CTEs show up in 8% of verified DE interview SQL questions overall. The rate climbs to 14% once you isolate the senior (L5) and staff (L6) pools, which together account for 804 of the 1,042 rounds in our corpus. That's roughly 1 in 7 senior SQL questions expecting a WITH clause somewhere in the answer.

The percentage understates their actual importance. CTEs rarely get asked directly, but they're the scaffolding interviewers expect you to use when a problem has more than one logical step. Of the 632 senior rounds we analyzed, the candidates who reached for a CTE in a multi-step problem scored measurably higher on the structure dimension of the rubric than the ones who nested subqueries.

8%

All SQL rounds

14%

Senior SQL rounds

632

L5 rounds tracked

172

L6 rounds tracked

Source: DataDriven analysis of 1,042 verified data engineering interview rounds.

What Is a Common Table Expression?

A common table expression is a named, temporary result set defined using the WITH keyword. It lives only for the single SQL statement that follows it. Think of it as giving a name to a subquery, except you declare it before the main query and can reference it as many times as you need.

In the corpus, we see all three names used interchangeably: “CTE” in 47% of transcripts, “WITH clause” in 31%, and the full “common table expression” in the remaining 22%. Interviewers won't care which one you use. They'll care whether you can name, reuse, and chain them without losing your place.

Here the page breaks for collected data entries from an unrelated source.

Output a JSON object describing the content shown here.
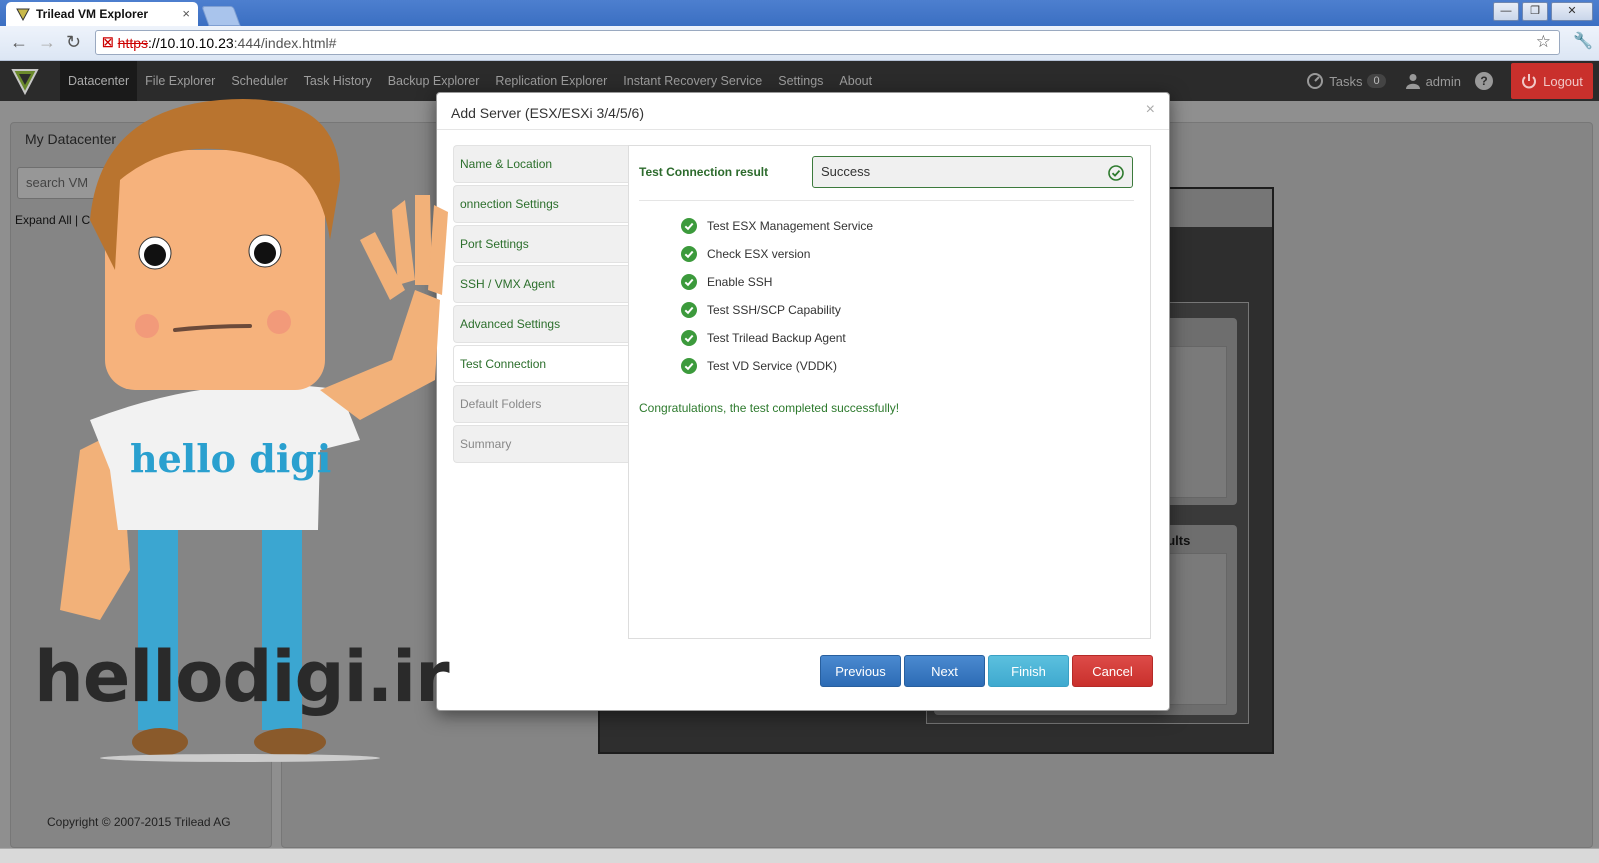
{
  "browser": {
    "tab_title": "Trilead VM Explorer",
    "tab_close": "×",
    "url_proto": "https",
    "url_host": "://10.10.10.23",
    "url_rest": ":444/index.html#",
    "window_buttons": [
      "—",
      "❐",
      "✕"
    ]
  },
  "navbar": {
    "items": [
      "Datacenter",
      "File Explorer",
      "Scheduler",
      "Task History",
      "Backup Explorer",
      "Replication Explorer",
      "Instant Recovery Service",
      "Settings",
      "About"
    ],
    "tasks_label": "Tasks",
    "tasks_count": "0",
    "user": "admin",
    "help": "?",
    "logout": "Logout"
  },
  "left_panel": {
    "title": "My Datacenter",
    "search_placeholder": "search VM",
    "expand_all": "Expand All | C",
    "copyright": "Copyright © 2007-2015 Trilead AG"
  },
  "background": {
    "results_label": "sults"
  },
  "modal": {
    "title": "Add Server (ESX/ESXi 3/4/5/6)",
    "close": "×",
    "steps": [
      {
        "label": "Name & Location",
        "state": "done"
      },
      {
        "label": "onnection Settings",
        "state": "done"
      },
      {
        "label": "Port Settings",
        "state": "done"
      },
      {
        "label": "SSH / VMX Agent",
        "state": "done"
      },
      {
        "label": "Advanced Settings",
        "state": "done"
      },
      {
        "label": "Test Connection",
        "state": "active"
      },
      {
        "label": "Default Folders",
        "state": "disabled"
      },
      {
        "label": "Summary",
        "state": "disabled"
      }
    ],
    "result_label": "Test Connection result",
    "result_value": "Success",
    "checks": [
      "Test ESX Management Service",
      "Check ESX version",
      "Enable SSH",
      "Test SSH/SCP Capability",
      "Test Trilead Backup Agent",
      "Test VD Service (VDDK)"
    ],
    "congrats": "Congratulations, the test completed successfully!",
    "buttons": {
      "previous": "Previous",
      "next": "Next",
      "finish": "Finish",
      "cancel": "Cancel"
    }
  },
  "overlay": {
    "shirt_text": "hello digi",
    "watermark": "hellodigi.ir"
  },
  "colors": {
    "success_green": "#2d7a2d",
    "check_icon": "#3c9a3c",
    "primary_blue": "#2d6cb5",
    "info_cyan": "#5bc0de",
    "danger_red": "#c9302c",
    "navbar_bg": "#2b2b2b"
  }
}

-- Basic common table expression
WITH active_users AS (
  SELECT user_id, name, email
  FROM users
  WHERE status = 'active'
    AND last_login >= CURRENT_DATE - INTERVAL '30 days'
)
SELECT
  au.name,
  COUNT(o.order_id) AS recent_orders
FROM active_users au
LEFT JOIN orders o ON au.user_id = o.user_id
GROUP BY au.name
ORDER BY recent_orders DESC;

Interview note: Interviewers expect you to use CTEs for any problem with more than one logical step. Starting your answer with WITH signals that you structure your SQL thinking clearly.

Common Table Expression Syntax

The WITH keyword introduces one or more CTEs. Each CTE has a name, an optional column list, and a SELECT statement wrapped in parentheses. Multiple CTEs are separated by commas after a single WITH keyword. The main query follows after the last CTE.

-- Syntax template
WITH cte_name [(column1, column2, ...)] AS (
  SELECT ...
)
SELECT ... FROM cte_name;

-- Multiple CTEs (comma-separated, one WITH)
WITH
  step1 AS (
    SELECT ...
  ),
  step2 AS (
    SELECT ... FROM step1
  ),
  step3 AS (
    SELECT ... FROM step2
  )
SELECT * FROM step3;

One WITH keyword: Even with ten CTEs, you write WITH only once. This is the most common syntax mistake. Do not write WITH before each CTE.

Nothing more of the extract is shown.